Dynamical and biological panspermia constraints within multi-planet exosystems

TL;DR

This paper develops analytical tools to evaluate the likelihood of life transfer within multi-planet systems, considering impact processes, debris transport, and microorganism survival, aiding the understanding of panspermia in exoplanetary systems.

Contribution

It introduces algebraic prescriptions for impact-driven panspermia processes, providing a unified framework to assess intra-system life transfer without complex differential equations.

Findings

Derived probability distribution for debris reaching planetary orbits

Quantified microorganism survival during ejection and transit

Provided impact characteristics necessary for panspermia

Abstract

As discoveries of multiple planets in the habitable zone of their parent star mount, developing analytical techniques to quantify extrasolar intra-system panspermia will become increasingly important.
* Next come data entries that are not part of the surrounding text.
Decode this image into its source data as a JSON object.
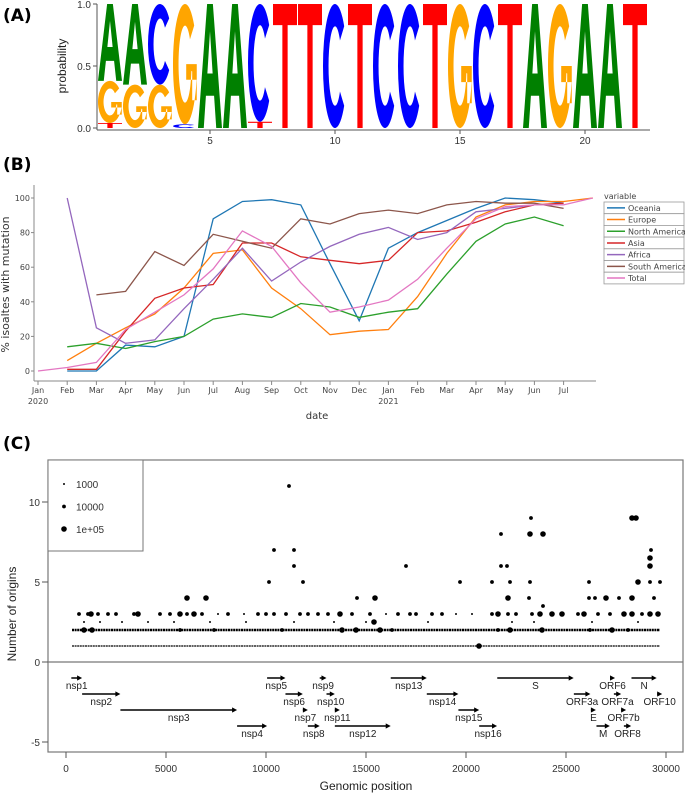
{
  "panels": {
    "a": "(A)",
    "b": "(B)",
    "c": "(C)"
  },
  "chart_data": [
    {
      "type": "sequence-logo",
      "ylabel": "probability",
      "ylim": [
        0,
        1
      ],
      "yticks": [
        "0.0",
        "0.5",
        "1.0"
      ],
      "xticks": [
        5,
        10,
        15,
        20
      ],
      "colors": {
        "A": "#008000",
        "C": "#0000ff",
        "G": "#ffa500",
        "T": "#ff0000"
      },
      "positions": [
        [
          [
            "T",
            0.04
          ],
          [
            "G",
            0.34
          ],
          [
            "A",
            0.62
          ]
        ],
        [
          [
            "G",
            0.35
          ],
          [
            "A",
            0.65
          ]
        ],
        [
          [
            "G",
            0.35
          ],
          [
            "C",
            0.65
          ]
        ],
        [
          [
            "C",
            0.03
          ],
          [
            "G",
            0.97
          ]
        ],
        [
          [
            "A",
            1
          ]
        ],
        [
          [
            "A",
            1
          ]
        ],
        [
          [
            "T",
            0.05
          ],
          [
            "C",
            0.95
          ]
        ],
        [
          [
            "T",
            1
          ]
        ],
        [
          [
            "T",
            1
          ]
        ],
        [
          [
            "C",
            1
          ]
        ],
        [
          [
            "T",
            1
          ]
        ],
        [
          [
            "C",
            1
          ]
        ],
        [
          [
            "C",
            1
          ]
        ],
        [
          [
            "T",
            1
          ]
        ],
        [
          [
            "G",
            1
          ]
        ],
        [
          [
            "C",
            1
          ]
        ],
        [
          [
            "T",
            1
          ]
        ],
        [
          [
            "A",
            1
          ]
        ],
        [
          [
            "G",
            1
          ]
        ],
        [
          [
            "A",
            1
          ]
        ],
        [
          [
            "A",
            1
          ]
        ],
        [
          [
            "T",
            1
          ]
        ]
      ]
    },
    {
      "type": "line",
      "xlabel": "date",
      "ylabel": "% isoaltes with mutation",
      "ylim": [
        0,
        100
      ],
      "yticks": [
        0,
        20,
        40,
        60,
        80,
        100
      ],
      "x": [
        "Jan 2020",
        "Feb",
        "Mar",
        "Apr",
        "May",
        "Jun",
        "Jul",
        "Aug",
        "Sep",
        "Oct",
        "Nov",
        "Dec",
        "Jan 2021",
        "Feb",
        "Mar",
        "Apr",
        "May",
        "Jun",
        "Jul",
        "Aug"
      ],
      "xticks": [
        [
          "Jan",
          "2020"
        ],
        [
          "Feb",
          ""
        ],
        [
          "Mar",
          ""
        ],
        [
          "Apr",
          ""
        ],
        [
          "May",
          ""
        ],
        [
          "Jun",
          ""
        ],
        [
          "Jul",
          ""
        ],
        [
          "Aug",
          ""
        ],
        [
          "Sep",
          ""
        ],
        [
          "Oct",
          ""
        ],
        [
          "Nov",
          ""
        ],
        [
          "Dec",
          ""
        ],
        [
          "Jan",
          "2021"
        ],
        [
          "Feb",
          ""
        ],
        [
          "Mar",
          ""
        ],
        [
          "Apr",
          ""
        ],
        [
          "May",
          ""
        ],
        [
          "Jun",
          ""
        ],
        [
          "Jul",
          ""
        ]
      ],
      "legend_title": "variable",
      "legend_position": "right",
      "series": [
        {
          "name": "Oceania",
          "color": "#1f77b4",
          "values": [
            null,
            0,
            0,
            15,
            14,
            20,
            88,
            98,
            99,
            96,
            62,
            29,
            71,
            80,
            87,
            94,
            100,
            99,
            97,
            null
          ]
        },
        {
          "name": "Europe",
          "color": "#ff7f0e",
          "values": [
            null,
            6,
            16,
            25,
            33,
            48,
            68,
            70,
            48,
            36,
            21,
            23,
            24,
            43,
            68,
            89,
            96,
            98,
            98,
            100
          ]
        },
        {
          "name": "North America",
          "color": "#2ca02c",
          "values": [
            null,
            14,
            16,
            13,
            17,
            20,
            30,
            33,
            31,
            39,
            37,
            31,
            34,
            36,
            56,
            75,
            85,
            89,
            84,
            null
          ]
        },
        {
          "name": "Asia",
          "color": "#d62728",
          "values": [
            null,
            1,
            1,
            23,
            42,
            48,
            50,
            74,
            74,
            66,
            64,
            62,
            64,
            80,
            81,
            86,
            92,
            96,
            97,
            null
          ]
        },
        {
          "name": "Africa",
          "color": "#9467bd",
          "values": [
            null,
            100,
            25,
            16,
            18,
            36,
            53,
            71,
            52,
            63,
            72,
            79,
            83,
            76,
            80,
            92,
            94,
            96,
            96,
            null
          ]
        },
        {
          "name": "South America",
          "color": "#8c564b",
          "values": [
            null,
            null,
            44,
            46,
            69,
            61,
            79,
            75,
            71,
            88,
            85,
            91,
            93,
            91,
            96,
            98,
            97,
            97,
            94,
            null
          ]
        },
        {
          "name": "Total",
          "color": "#e377c2",
          "values": [
            0,
            2,
            5,
            24,
            34,
            44,
            59,
            81,
            72,
            51,
            34,
            37,
            41,
            53,
            71,
            88,
            95,
            96,
            96,
            100
          ]
        }
      ]
    },
    {
      "type": "scatter",
      "xlabel": "Genomic position",
      "ylabel": "Number of origins",
      "xlim": [
        0,
        30000
      ],
      "xticks": [
        0,
        5000,
        10000,
        15000,
        20000,
        25000,
        30000
      ],
      "yticks": [
        -5,
        0,
        5,
        10
      ],
      "legend_position": "top-left",
      "size_legend": [
        "1000",
        "10000",
        "1e+05"
      ],
      "dense_rows": [
        {
          "y": 1,
          "from": 300,
          "to": 29700
        },
        {
          "y": 2,
          "from": 300,
          "to": 29700
        }
      ],
      "points": [
        [
          11150,
          11,
          2
        ],
        [
          10400,
          7,
          2
        ],
        [
          11400,
          7,
          2
        ],
        [
          11400,
          6,
          2
        ],
        [
          10150,
          5,
          2
        ],
        [
          11850,
          5,
          2
        ],
        [
          6050,
          4,
          3
        ],
        [
          7000,
          4,
          3
        ],
        [
          14550,
          4,
          2
        ],
        [
          15450,
          4,
          3
        ],
        [
          17000,
          6,
          2
        ],
        [
          19700,
          5,
          2
        ],
        [
          21300,
          5,
          2
        ],
        [
          21750,
          8,
          2
        ],
        [
          21750,
          6,
          2
        ],
        [
          22050,
          6,
          2
        ],
        [
          22200,
          5,
          2
        ],
        [
          22100,
          4,
          3
        ],
        [
          23250,
          9,
          2
        ],
        [
          23200,
          8,
          3
        ],
        [
          23850,
          8,
          3
        ],
        [
          23200,
          5,
          2
        ],
        [
          23150,
          4,
          2
        ],
        [
          23850,
          3.5,
          2
        ],
        [
          26150,
          5,
          2
        ],
        [
          26150,
          4,
          2
        ],
        [
          26450,
          4,
          2
        ],
        [
          27000,
          4,
          3
        ],
        [
          27650,
          4,
          2
        ],
        [
          28300,
          9,
          3
        ],
        [
          28500,
          9,
          3
        ],
        [
          29250,
          7,
          2
        ],
        [
          29200,
          6.5,
          3
        ],
        [
          29200,
          6,
          3
        ],
        [
          28600,
          5,
          3
        ],
        [
          29200,
          5,
          2
        ],
        [
          29700,
          5,
          2
        ],
        [
          28300,
          4,
          3
        ],
        [
          29400,
          4,
          2
        ],
        [
          15400,
          2.5,
          3
        ],
        [
          20650,
          1,
          3
        ],
        [
          650,
          3,
          2
        ],
        [
          1100,
          3,
          2
        ],
        [
          1250,
          3,
          3
        ],
        [
          1600,
          3,
          2
        ],
        [
          2100,
          3,
          2
        ],
        [
          2500,
          3,
          2
        ],
        [
          3400,
          3,
          2
        ],
        [
          3600,
          3,
          3
        ],
        [
          4700,
          3,
          2
        ],
        [
          5200,
          3,
          2
        ],
        [
          5700,
          3,
          3
        ],
        [
          6050,
          3,
          2
        ],
        [
          6400,
          3,
          3
        ],
        [
          6800,
          3,
          2
        ],
        [
          7600,
          3,
          1
        ],
        [
          8100,
          3,
          2
        ],
        [
          8900,
          3,
          1
        ],
        [
          9600,
          3,
          2
        ],
        [
          10000,
          3,
          2
        ],
        [
          10400,
          3,
          2
        ],
        [
          11000,
          3,
          2
        ],
        [
          11700,
          3,
          2
        ],
        [
          12100,
          3,
          2
        ],
        [
          12600,
          3,
          2
        ],
        [
          13100,
          3,
          2
        ],
        [
          13700,
          3,
          3
        ],
        [
          14300,
          3,
          2
        ],
        [
          15200,
          3,
          2
        ],
        [
          16000,
          3,
          1
        ],
        [
          16600,
          3,
          2
        ],
        [
          17200,
          3,
          2
        ],
        [
          17500,
          3,
          2
        ],
        [
          18300,
          3,
          2
        ],
        [
          18800,
          3,
          2
        ],
        [
          19500,
          3,
          1
        ],
        [
          20300,
          3,
          1
        ],
        [
          21300,
          3,
          2
        ],
        [
          21600,
          3,
          3
        ],
        [
          22100,
          3,
          2
        ],
        [
          22500,
          3,
          2
        ],
        [
          23300,
          3,
          2
        ],
        [
          23700,
          3,
          3
        ],
        [
          24300,
          3,
          3
        ],
        [
          24800,
          3,
          3
        ],
        [
          25600,
          3,
          2
        ],
        [
          25900,
          3,
          3
        ],
        [
          26600,
          3,
          2
        ],
        [
          27200,
          3,
          2
        ],
        [
          27900,
          3,
          3
        ],
        [
          28300,
          3,
          3
        ],
        [
          28800,
          3,
          2
        ],
        [
          29200,
          3,
          3
        ],
        [
          29600,
          3,
          3
        ],
        [
          900,
          2.5,
          1
        ],
        [
          1700,
          2.5,
          1
        ],
        [
          2800,
          2.5,
          1
        ],
        [
          4100,
          2.5,
          1
        ],
        [
          5400,
          2.5,
          1
        ],
        [
          7200,
          2.5,
          1
        ],
        [
          9000,
          2.5,
          1
        ],
        [
          11400,
          2.5,
          1
        ],
        [
          13400,
          2.5,
          1
        ],
        [
          15000,
          2.5,
          1
        ],
        [
          18100,
          2.5,
          1
        ],
        [
          22300,
          2.5,
          1
        ],
        [
          23400,
          2.5,
          1
        ],
        [
          26300,
          2.5,
          1
        ],
        [
          28600,
          2.5,
          1
        ],
        [
          900,
          2,
          3
        ],
        [
          1300,
          2,
          3
        ],
        [
          5700,
          2,
          2
        ],
        [
          7400,
          2,
          2
        ],
        [
          10800,
          2,
          2
        ],
        [
          13800,
          2,
          3
        ],
        [
          14500,
          2,
          3
        ],
        [
          15700,
          2,
          3
        ],
        [
          16300,
          2,
          2
        ],
        [
          21600,
          2,
          2
        ],
        [
          22200,
          2,
          3
        ],
        [
          23800,
          2,
          3
        ],
        [
          26200,
          2,
          2
        ],
        [
          27300,
          2,
          3
        ],
        [
          28100,
          2,
          2
        ]
      ],
      "genes": [
        {
          "name": "nsp1",
          "start": 266,
          "end": 805,
          "level": 1
        },
        {
          "name": "nsp2",
          "start": 806,
          "end": 2719,
          "level": 2
        },
        {
          "name": "nsp3",
          "start": 2720,
          "end": 8554,
          "level": 3
        },
        {
          "name": "nsp4",
          "start": 8555,
          "end": 10054,
          "level": 4
        },
        {
          "name": "nsp5",
          "start": 10055,
          "end": 10972,
          "level": 1
        },
        {
          "name": "nsp6",
          "start": 10973,
          "end": 11842,
          "level": 2
        },
        {
          "name": "nsp7",
          "start": 11843,
          "end": 12091,
          "level": 3
        },
        {
          "name": "nsp8",
          "start": 12092,
          "end": 12685,
          "level": 4
        },
        {
          "name": "nsp9",
          "start": 12686,
          "end": 13024,
          "level": 1
        },
        {
          "name": "nsp10",
          "start": 13025,
          "end": 13441,
          "level": 2
        },
        {
          "name": "nsp11",
          "start": 13442,
          "end": 13480,
          "level": 3
        },
        {
          "name": "nsp12",
          "start": 13442,
          "end": 16236,
          "level": 4
        },
        {
          "name": "nsp13",
          "start": 16237,
          "end": 18039,
          "level": 1
        },
        {
          "name": "nsp14",
          "start": 18040,
          "end": 19620,
          "level": 2
        },
        {
          "name": "nsp15",
          "start": 19621,
          "end": 20658,
          "level": 3
        },
        {
          "name": "nsp16",
          "start": 20659,
          "end": 21552,
          "level": 4
        },
        {
          "name": "S",
          "start": 21563,
          "end": 25384,
          "level": 1
        },
        {
          "name": "ORF3a",
          "start": 25393,
          "end": 26220,
          "level": 2
        },
        {
          "name": "E",
          "start": 26245,
          "end": 26472,
          "level": 3
        },
        {
          "name": "M",
          "start": 26523,
          "end": 27191,
          "level": 4
        },
        {
          "name": "ORF6",
          "start": 27202,
          "end": 27387,
          "level": 1
        },
        {
          "name": "ORF7a",
          "start": 27394,
          "end": 27759,
          "level": 2
        },
        {
          "name": "ORF7b",
          "start": 27756,
          "end": 27887,
          "level": 3
        },
        {
          "name": "ORF8",
          "start": 27894,
          "end": 28259,
          "level": 4
        },
        {
          "name": "N",
          "start": 28274,
          "end": 29533,
          "level": 1
        },
        {
          "name": "ORF10",
          "start": 29558,
          "end": 29674,
          "level": 2
        }
      ]
    }
  ]
}
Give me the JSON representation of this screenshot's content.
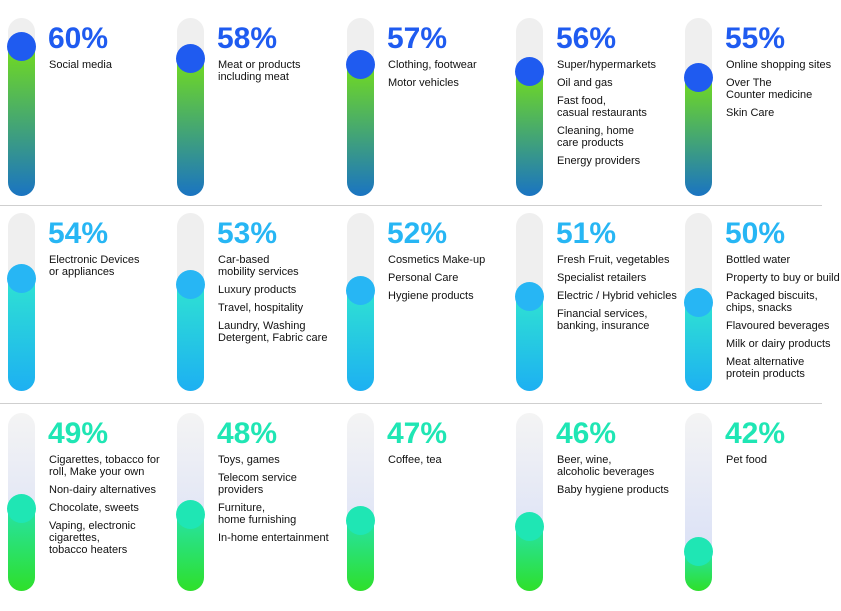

Here, we provide user-friendly prescriptions that describe the asteroid impact characteristics which would be necessary to transport life both inwards and outwards within these systems within a single framework. Our focus is on projectile generation and delivery and our expressions are algebraic, eliminating the need for the solution of differential equations. We derive a probability distribution function for life-bearing debris to reach a planetary orbit, and describe the survival of micro-organisms during planetary ejection, their journey through interplanetary space, and atmospheric entry.